The picture’s a little too wobbly. Zoom out—ah, that’s better. A handful of locals were retreating in good order, moving in two groups. The front rank fired a few rounds, ducked and ran while the second rank covered and then headed even farther rearward. At first she couldn’t see the Hkh’Rkh pursuers, but it had to be them. That eight-millimeter rotary was their signature squad support weapon, from what she had seen. After a few moments, she detected the thrashing bush tops and vines that signaled their approach in dense vegetation. Their long, powerful dog-jointed legs and immense lung capacities marked them as open country predators possessing both superlative speed and endurance. But we bald-assed monkeys evolved here in the jungles. Welcome to our humble home.

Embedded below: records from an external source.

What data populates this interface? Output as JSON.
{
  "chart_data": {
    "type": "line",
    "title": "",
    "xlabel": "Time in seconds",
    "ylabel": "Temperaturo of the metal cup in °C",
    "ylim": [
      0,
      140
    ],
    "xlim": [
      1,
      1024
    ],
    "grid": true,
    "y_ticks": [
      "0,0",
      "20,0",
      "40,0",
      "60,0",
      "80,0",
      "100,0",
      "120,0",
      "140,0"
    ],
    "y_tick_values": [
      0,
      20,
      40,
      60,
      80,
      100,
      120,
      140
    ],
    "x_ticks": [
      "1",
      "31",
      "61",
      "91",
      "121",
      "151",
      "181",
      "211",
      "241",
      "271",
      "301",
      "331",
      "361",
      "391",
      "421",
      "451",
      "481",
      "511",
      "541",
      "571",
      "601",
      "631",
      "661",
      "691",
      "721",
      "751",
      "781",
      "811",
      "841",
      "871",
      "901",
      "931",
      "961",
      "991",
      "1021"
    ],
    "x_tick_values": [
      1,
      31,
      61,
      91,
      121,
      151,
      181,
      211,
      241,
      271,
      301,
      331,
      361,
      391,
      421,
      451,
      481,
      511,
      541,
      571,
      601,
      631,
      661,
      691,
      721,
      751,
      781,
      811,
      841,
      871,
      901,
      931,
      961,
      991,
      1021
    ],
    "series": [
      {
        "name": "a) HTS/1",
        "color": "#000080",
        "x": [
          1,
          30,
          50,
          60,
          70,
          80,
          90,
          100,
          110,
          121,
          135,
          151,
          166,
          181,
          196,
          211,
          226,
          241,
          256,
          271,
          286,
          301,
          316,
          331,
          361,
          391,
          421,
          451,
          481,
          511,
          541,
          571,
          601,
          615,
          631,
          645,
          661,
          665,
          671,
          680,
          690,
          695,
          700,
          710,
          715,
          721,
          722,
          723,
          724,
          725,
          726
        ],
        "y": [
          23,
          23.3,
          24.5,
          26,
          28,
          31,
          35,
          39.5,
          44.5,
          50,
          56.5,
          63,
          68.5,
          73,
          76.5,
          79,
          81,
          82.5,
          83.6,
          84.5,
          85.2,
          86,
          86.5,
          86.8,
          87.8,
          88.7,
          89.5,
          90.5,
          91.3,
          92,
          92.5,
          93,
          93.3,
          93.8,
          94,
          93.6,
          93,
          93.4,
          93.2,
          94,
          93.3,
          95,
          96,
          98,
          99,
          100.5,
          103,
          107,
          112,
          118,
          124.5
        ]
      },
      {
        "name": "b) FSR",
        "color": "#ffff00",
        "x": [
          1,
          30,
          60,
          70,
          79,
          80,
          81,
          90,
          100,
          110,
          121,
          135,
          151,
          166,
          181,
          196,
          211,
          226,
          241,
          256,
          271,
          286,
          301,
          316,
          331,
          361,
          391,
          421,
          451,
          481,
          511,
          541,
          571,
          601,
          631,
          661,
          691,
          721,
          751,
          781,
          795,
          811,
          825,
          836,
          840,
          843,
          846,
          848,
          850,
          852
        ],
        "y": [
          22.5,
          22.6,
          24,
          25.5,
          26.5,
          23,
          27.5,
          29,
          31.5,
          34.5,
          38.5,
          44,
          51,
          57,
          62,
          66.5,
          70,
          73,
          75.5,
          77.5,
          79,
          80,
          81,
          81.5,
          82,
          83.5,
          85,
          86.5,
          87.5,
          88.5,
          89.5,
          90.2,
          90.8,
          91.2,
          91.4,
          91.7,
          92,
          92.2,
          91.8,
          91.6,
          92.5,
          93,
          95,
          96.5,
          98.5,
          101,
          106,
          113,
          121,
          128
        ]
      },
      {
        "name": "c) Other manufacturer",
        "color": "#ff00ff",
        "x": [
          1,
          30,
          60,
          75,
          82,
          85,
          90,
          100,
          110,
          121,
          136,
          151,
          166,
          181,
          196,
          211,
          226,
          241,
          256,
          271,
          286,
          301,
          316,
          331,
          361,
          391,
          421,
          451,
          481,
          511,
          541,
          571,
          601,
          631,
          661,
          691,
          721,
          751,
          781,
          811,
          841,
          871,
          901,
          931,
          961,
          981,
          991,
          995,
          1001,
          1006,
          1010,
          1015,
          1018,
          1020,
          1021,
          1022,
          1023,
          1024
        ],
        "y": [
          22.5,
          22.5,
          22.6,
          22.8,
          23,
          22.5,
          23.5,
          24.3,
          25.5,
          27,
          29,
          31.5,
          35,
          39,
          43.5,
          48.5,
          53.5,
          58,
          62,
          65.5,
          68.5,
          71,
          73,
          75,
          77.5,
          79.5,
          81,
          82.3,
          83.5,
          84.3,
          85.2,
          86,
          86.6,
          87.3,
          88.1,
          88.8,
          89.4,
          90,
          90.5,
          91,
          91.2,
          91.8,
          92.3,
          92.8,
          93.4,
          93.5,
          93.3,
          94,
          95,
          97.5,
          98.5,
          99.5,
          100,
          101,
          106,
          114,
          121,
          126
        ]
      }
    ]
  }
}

As if to underscore that welcome, a man in a Kopassus uniform popped up from a wide thatch of ferns, just as the Hkh’Rkh drew abreast of his position along the human route of withdrawal. He blasted half a magazine of caseless at them and went prone. The Hkh’Rkh closest to him caught at least eight rounds in the right trunk and was knocked sideways, a reddish-maroon mist persisting a half second along the trajectory of his fall. Hurt, probably dead.
The Hkh’Rkh pursuit stopped, and their weapons hammered the jungle around the ferns. If the Indonesian commando was still there, his remains wouldn’t fill a rice bowl.
With the Hkh’Rkh attention suddenly rotated ninety degrees to their right flank, one of the irregular insurgents reversed course, sneaking back toward the Hkh’Rkh line, evidently intending to catch them by surprise from what had been their direction of advance. She rose up to fire, her AK-47 snugged under her cheek—
Fifty meters behind the Hkh’Rkh contact line, there was a quick sputter. One projectile tore the woman’s right arm off just beneath the shoulder; two more hit her in the chest, exiting her back with explosive sprays of bright red. Just because the Hkh’Rkh were bold didn’t mean they weren’t competent tacticians: their overwatch marksmen knew to watch for tricks such as the one the woman had attempted. However, the destination of her fellow insurgents’ retreat remained unclear—to Opal no less than the Hkh’Rkh. Their route of withdrawal led into a narrow gorge, about two hundred meters farther on. The sides were wooded and steep, and the back was a sheer wall of black volcanic rock. A dead end. Literally, if they kept heading that way.
Opal lowered her rifle, thought. I’m close enough to Jakarta to make contact with locals. But there might not be any of this bunch left in three minutes. So saving their trapped asses might buy a decent welcome and quick trust. She rose up into a crouch, began following the backside of the slope she was on, which ultimately evolved into the near wall of the gorge.